My overall impression of the event is certainly a thumbs-up. Jim Burton and the UC Strategies team did a nice job assembling industry experts and a good-size group of resellers and consultants. The event had a vendor area of 12-15 UC vendors, of which Interactive Intelligence was one. The panel discussion hit on relevant topics such as building the business case for UC; the evolution of the channel; the facts and current state of the UC industry; identifying the profitable part of the UC mix; the impact of cloud computing; and a handful of others. The location was great (how can San Diego be bad unless you have to pay housing prices) and the small setting really promoted an atmosphere of cooperation and business relationship building (notice that I didn’t use that over-used word "networking").
So what did I see and hear at the dinners, lunches, and in the hall ways? It was really a mix of a portion of consultants and resellers who have cracked the code, figured it out, and are making money in the UC space.
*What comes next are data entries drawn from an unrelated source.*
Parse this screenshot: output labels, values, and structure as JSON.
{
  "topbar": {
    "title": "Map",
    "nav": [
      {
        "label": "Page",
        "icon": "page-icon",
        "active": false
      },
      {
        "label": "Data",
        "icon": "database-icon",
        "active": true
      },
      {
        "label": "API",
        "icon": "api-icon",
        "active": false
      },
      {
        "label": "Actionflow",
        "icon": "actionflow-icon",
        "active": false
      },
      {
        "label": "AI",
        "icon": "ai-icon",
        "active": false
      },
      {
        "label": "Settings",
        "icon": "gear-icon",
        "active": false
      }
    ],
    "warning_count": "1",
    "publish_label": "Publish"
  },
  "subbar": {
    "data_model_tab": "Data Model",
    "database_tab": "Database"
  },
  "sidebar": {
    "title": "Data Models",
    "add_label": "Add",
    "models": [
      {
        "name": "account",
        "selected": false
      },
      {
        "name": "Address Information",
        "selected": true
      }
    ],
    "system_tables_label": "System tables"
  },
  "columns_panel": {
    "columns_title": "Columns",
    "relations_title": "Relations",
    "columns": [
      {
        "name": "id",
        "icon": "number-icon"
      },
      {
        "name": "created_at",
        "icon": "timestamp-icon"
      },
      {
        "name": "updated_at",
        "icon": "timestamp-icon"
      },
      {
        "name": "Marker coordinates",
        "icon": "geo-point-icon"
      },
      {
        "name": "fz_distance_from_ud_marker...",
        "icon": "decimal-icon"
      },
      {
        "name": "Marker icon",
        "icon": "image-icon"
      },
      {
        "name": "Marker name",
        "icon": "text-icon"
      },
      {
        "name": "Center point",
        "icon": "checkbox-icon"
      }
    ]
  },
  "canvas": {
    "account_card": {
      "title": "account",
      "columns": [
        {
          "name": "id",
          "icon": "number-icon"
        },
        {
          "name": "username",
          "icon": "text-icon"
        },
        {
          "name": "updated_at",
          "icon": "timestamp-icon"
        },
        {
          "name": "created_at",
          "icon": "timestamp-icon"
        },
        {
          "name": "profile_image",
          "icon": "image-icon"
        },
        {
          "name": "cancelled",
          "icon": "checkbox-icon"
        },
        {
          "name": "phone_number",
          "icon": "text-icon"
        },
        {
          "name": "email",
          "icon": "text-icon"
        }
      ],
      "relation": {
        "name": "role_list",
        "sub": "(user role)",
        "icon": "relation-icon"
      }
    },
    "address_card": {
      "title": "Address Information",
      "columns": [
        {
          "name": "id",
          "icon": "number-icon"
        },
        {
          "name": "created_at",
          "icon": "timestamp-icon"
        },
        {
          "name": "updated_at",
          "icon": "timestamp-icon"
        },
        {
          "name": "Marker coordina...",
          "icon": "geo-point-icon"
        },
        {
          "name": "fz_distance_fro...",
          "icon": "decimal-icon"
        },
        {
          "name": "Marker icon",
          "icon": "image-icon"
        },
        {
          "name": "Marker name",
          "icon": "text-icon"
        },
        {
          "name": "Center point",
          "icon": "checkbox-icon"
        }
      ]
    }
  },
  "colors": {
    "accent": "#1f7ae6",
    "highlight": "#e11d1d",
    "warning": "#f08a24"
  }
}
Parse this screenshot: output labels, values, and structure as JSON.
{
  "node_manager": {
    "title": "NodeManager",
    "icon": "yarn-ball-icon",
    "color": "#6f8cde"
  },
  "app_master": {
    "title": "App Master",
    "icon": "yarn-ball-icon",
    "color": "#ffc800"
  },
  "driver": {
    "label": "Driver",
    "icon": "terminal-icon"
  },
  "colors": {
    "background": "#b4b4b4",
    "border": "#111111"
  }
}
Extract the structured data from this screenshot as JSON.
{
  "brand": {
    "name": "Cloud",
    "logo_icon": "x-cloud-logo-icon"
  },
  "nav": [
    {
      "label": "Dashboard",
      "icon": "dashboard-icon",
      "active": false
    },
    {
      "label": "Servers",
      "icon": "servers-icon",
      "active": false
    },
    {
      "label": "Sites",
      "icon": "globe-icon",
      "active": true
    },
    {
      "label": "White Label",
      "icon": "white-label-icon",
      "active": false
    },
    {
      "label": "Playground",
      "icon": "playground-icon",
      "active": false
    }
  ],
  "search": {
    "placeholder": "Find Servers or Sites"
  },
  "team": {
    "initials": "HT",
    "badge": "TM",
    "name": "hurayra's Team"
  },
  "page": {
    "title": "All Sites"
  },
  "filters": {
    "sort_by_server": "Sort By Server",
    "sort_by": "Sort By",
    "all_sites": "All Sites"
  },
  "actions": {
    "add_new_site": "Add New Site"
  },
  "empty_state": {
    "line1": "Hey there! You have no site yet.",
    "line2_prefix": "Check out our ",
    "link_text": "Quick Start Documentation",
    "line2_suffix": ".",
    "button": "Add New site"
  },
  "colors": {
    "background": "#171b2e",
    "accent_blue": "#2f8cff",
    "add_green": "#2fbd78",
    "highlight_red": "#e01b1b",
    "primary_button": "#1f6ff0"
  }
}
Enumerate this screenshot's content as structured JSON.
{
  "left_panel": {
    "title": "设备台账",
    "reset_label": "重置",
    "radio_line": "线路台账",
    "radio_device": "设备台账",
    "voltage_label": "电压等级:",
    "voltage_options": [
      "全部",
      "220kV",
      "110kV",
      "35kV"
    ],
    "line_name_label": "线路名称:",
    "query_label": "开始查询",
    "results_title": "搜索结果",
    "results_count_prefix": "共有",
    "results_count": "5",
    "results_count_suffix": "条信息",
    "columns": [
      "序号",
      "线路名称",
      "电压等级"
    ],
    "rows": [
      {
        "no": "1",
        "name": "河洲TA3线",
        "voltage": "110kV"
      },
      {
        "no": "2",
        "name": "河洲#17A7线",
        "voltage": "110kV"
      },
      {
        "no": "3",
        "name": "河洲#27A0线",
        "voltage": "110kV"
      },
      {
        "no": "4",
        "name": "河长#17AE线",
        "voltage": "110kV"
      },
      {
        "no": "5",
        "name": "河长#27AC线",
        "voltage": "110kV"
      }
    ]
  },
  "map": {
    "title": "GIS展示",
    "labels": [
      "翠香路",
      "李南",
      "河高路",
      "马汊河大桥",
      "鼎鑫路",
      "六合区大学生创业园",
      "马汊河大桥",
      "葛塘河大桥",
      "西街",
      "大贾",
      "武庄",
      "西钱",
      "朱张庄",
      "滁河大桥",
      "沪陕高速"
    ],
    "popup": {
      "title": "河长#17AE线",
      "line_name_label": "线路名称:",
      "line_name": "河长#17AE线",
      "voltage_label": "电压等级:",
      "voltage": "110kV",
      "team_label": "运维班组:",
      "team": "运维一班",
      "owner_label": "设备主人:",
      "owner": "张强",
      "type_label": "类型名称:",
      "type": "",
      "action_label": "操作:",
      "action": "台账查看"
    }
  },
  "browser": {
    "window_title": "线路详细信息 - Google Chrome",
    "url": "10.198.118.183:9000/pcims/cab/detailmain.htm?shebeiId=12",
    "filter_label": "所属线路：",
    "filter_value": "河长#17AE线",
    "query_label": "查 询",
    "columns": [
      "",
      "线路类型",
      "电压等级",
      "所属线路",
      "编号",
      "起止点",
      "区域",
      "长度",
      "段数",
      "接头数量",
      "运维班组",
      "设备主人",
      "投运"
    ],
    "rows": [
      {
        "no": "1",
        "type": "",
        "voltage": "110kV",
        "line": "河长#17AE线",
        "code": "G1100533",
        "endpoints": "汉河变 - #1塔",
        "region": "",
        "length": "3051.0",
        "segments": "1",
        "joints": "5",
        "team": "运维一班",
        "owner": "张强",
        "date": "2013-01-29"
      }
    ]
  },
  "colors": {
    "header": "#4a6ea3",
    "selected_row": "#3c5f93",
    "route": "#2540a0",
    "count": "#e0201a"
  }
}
These folks are all mixed in with the other half of the group who smell opportunity, but are still trying to figure out how to take advantage of it. Some specific takeaways for me, either as new ideas or confirmations of old ideas:
- For a reseller to think that their old legacy PBX vendor is going to help them make the transition to the new world of VoIP, presence, advanced applications, and remote and mobile solutions just isn’t going to happen. How can the legacy vendor help the reseller make the transition when they are struggling to make it themselves?
- The role of the consultant is more important than ever. Buying decisions today are more complex. There are more unknowns. Vendor selection in an all-in-one world is serious business. For a customer to use a good consultant to help them navigate it all makes a ton of sense.
- Some resellers just aren’t going to make the transition. They have huge installed bases. They’ve been in business for thirty years. They are just hoping that they can stay afloat until retirement.
- Some resellers are going to make it. I was impressed with some of the forward thinking of some of the resellers I met. They get it. They are adapting, ditching their legacy products, and moving to new solutions that take advantage of next gen communications.
- UC is still misunderstood and misused. That said, it doesn’t matter. Customers still have problems that need to be solved. A pragmatic approach to the problems, applying the right solution and product, and it doesn’t really matter what you call it.
- The real ROI for UC lies in the automation of business processes. We’ve been beating this drum for four years. It’s true and the market (and industry experts) are realizing it too.
- Keynotes are made for big companies — but they shouldn’t be. The UC Summit had the same cast of companies keynoting — Avaya, Cisco, IBM, Microsoft. Seems to make sense, right? Not if it is the same story that’s been told at every other communication event or tradeshow. Their stories haven’t changed. They aren’t saying anything new. The audience should hear something new and innovative, or it is a waste of time, no matter what their sponsorship level is or how many employees they have. Okay, I’m getting off the soapbox now.
- There was certainly a high level of excitement and energy at the event. Far different than the fear that clouded things a couple years ago. A lot of optimism. Good to see.
Ultimately, this channel event brought me back to the early 90′s when I was working at helping the Novell data channel make the transition to the then new world of CTI (with some of the same industry people like Jim Burton and Pam Avila). The difference is that back then, there was huge interest, and no success. Now there is huge interest, and plenty of channel success stories. As an industry, we’re making progress!
Did you attend the UC Summit event? Please comment on your experience.
Joe Staples — So glad it’s baseball season again.
Joe Staples
I was fortunate enough to join Interactive Intelligence in January of 2005 as senior vice president of worldwide marketing (an overly long title that barely fits on one line of my business card) and since that time have managed our corporate and product marketing/management groups, as well as our public relations efforts. I spend the majority of my time in the world of branding, advertising, lead generation, product strategy, and media/analyst relations. I’ve been at this for more than 25 years with experience in technology and marketing, including assignments in the areas of contact centers, computer telephony, unified messaging, mobile wireless, computer networking, and computer-based education.


In my opinion, this is the greates point you made, Joe.
Don’t get me wrong, we agree in that creating buzz and certain degree of smoke selling is necessary in every business in the world. It helps to have market attention and get customers knocking your door interested in "the last thing" all the people is talking about.
But, when you get to have the customer face to face, buzz and hype only simply don’t work. You need to understand their pragamatic needs and pains, propose an affordable and effective solution and most importantly, earn customer trust with plain facts, not showy promises.
Seems really trivial, but somehow we tend to forget this too oftenly.
Its good to hear that UC is really shaping up well. I am trying to contribute something to UC.